Dalam Pasal 1 angka 1 UU 21/2007 mendefenisikan perdagangan orang atau perdagangan manusia adalah tindakan perekrutan, pengangkutan, penampungan, pengiriman, pemindahan, atau penerimaan seseorang dengan ancaman kekerasan, penggunaan kekerasan, penculikan, penyekapan, pemalsuan, penipuan, penyalahgunaan kekuasaan atau posisi rentan. Sehingga memperoleh persetujuan dari orang yang memegang kendali atas orang lain tersebut, baik yang dilakukan di dalam negara maupun antarnegara, untuk tujuan eksploitasi atau mengakibatkan orang tereksploitasi.

Yang perlu diwaspadai adalah modus Perdagangan Manusia di Indonesia. Sebab, perdagangan manusia di zaman modern dilakukan dengan sejumlah modus. Beberapa di antaranya pengiriman TKI ke luar negeri tanpa adanya dokumen resmi. Sebagian bahkan memalsukan dokumen resmi dengan dalih kegiatan legal, misalnya misi budaya.

BACA JUGA:Like and Dislike

BACA JUGA:Darurat Narkoba VS Konstruksi Kepentingan

Kita perlu mewaspadai. Sebab, hal itu terjadi bukan tanpa alasan. Sangat memungkinkan faktor yang menyebabkan terjadinya TPPO antara lain kemiskinan. Kemiskinan merupakan salah satu fenomena sosial yang tidak kunjung selesai.

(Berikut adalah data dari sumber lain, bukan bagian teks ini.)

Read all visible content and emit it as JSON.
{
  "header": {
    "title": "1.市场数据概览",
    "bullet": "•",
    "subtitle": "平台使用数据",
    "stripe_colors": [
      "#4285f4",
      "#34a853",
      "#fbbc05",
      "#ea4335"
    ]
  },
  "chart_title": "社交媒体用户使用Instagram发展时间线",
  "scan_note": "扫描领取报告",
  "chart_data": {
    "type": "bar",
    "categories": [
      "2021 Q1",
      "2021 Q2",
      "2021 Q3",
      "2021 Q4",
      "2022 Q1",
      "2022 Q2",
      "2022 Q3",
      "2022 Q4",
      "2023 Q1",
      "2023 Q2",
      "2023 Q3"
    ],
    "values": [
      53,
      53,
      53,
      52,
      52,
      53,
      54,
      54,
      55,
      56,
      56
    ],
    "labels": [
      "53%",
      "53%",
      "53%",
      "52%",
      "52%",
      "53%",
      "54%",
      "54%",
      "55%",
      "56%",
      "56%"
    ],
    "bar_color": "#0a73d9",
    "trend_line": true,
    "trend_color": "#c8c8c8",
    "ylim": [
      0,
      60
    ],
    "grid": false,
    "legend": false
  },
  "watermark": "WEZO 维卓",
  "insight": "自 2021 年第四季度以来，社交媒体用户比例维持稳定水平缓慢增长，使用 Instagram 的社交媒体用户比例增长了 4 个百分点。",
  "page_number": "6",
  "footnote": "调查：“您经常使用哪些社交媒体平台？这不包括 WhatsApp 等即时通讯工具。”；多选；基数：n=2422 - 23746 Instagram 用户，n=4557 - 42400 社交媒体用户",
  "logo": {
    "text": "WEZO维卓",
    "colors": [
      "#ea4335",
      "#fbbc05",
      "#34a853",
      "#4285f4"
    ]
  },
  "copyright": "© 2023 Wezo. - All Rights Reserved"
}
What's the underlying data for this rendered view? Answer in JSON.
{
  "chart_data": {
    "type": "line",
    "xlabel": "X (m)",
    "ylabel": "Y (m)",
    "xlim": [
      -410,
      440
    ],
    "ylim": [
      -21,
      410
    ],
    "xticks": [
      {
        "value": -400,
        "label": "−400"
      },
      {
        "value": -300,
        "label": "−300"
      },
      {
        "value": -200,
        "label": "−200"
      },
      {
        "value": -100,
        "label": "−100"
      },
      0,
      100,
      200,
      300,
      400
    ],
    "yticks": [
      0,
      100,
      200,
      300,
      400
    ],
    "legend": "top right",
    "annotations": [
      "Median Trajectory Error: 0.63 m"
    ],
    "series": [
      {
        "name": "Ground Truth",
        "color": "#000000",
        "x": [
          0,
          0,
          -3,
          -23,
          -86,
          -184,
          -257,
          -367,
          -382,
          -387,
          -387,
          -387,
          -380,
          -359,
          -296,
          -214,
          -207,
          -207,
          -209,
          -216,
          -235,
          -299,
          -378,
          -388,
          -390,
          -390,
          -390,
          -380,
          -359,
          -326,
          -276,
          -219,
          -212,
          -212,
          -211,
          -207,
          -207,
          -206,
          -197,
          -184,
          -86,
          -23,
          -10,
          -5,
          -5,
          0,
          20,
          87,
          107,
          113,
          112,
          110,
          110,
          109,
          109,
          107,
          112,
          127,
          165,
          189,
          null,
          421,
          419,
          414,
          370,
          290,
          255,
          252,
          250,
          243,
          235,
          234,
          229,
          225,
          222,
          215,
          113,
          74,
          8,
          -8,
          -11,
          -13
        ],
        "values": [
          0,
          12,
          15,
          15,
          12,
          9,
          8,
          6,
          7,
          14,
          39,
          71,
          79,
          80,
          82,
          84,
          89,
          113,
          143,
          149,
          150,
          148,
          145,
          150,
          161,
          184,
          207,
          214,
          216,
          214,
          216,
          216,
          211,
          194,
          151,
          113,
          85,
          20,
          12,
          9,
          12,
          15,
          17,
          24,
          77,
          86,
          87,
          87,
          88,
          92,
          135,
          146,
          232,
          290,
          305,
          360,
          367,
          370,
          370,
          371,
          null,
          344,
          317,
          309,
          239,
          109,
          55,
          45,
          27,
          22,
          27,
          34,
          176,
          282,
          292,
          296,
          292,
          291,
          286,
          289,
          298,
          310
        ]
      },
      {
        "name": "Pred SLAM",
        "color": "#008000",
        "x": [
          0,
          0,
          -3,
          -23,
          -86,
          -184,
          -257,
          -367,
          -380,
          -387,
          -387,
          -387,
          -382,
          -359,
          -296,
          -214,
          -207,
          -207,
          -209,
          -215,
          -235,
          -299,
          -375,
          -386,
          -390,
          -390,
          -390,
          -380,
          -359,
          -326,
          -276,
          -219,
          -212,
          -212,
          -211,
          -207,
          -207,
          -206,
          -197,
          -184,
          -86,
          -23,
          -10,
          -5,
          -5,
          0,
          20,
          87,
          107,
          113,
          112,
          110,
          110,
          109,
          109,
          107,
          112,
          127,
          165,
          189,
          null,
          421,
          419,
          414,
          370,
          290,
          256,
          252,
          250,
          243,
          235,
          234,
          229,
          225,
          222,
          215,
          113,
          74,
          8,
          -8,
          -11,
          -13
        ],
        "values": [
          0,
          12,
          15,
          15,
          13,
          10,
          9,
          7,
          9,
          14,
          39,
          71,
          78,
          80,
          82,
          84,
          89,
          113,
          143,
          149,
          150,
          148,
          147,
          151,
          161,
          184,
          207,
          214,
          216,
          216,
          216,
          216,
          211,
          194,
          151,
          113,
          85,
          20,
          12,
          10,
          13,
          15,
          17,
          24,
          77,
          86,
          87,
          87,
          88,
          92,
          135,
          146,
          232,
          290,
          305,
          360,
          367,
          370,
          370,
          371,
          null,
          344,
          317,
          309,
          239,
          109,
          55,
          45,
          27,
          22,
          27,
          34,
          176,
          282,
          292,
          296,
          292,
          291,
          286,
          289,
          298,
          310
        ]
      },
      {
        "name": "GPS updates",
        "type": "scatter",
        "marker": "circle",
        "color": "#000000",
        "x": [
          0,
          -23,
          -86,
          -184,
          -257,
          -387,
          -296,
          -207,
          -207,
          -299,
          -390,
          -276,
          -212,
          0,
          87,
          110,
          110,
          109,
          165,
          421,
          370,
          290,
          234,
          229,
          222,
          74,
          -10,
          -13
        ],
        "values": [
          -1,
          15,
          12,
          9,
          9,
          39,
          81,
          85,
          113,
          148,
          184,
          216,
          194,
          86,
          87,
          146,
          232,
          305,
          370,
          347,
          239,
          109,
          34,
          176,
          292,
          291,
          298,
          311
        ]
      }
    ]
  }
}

Ada berbagai hal yang menyebabkan kemiskinan, di antaranya lapangan kerja yang minim, kurangnya pengetahuan akan dunia ketenagakerjaan dan dunia usaha, dan faktor internal yang menyebabkan ketimpangan antara pengeluaran dan pendapatan.

Lalu rendahnya pendidikan. Perdagangan orang dan kemiskinan berkaitan erat. Pelaku tentu saja mengincar motif ekonomi agar tidak terjerat kemiskinan. Sementara para korbannya, diiming-imingi sejumlah hal untuk dapat keluar dari kemiskinan. Misalnya, tawaran bekerja di luar negeri dengan gaji fantastis, tawaran menikah paksa agar kondisi ekonomi membaik.

Melihat berbagai kasus TPPO yang terjadi di Indonesia, baik di dalam maupun luar negeri, maka perlu adanya upaya yang serius untuk mencegah dan memberantas kejahatan ini. Upaya tersebut harus dilakukan secara komprehensif dan melibatkan berbagai pihak, baik pemerintah, masyarakat, maupun swasta.

Pemerintah perlu memperkuat regulasi dan penegakan hukum TPPO. Selain itu, pemerintah juga perlu memberikan edukasi kepada masyarakat tentang TPPO, termasuk modus-modus yang sering digunakan oleh pelaku. Masyarakat juga perlu meningkatkan kewaspadaan dan melaporkan kepada pihak yang berwenang jika mengetahui adanya kasus TPPO.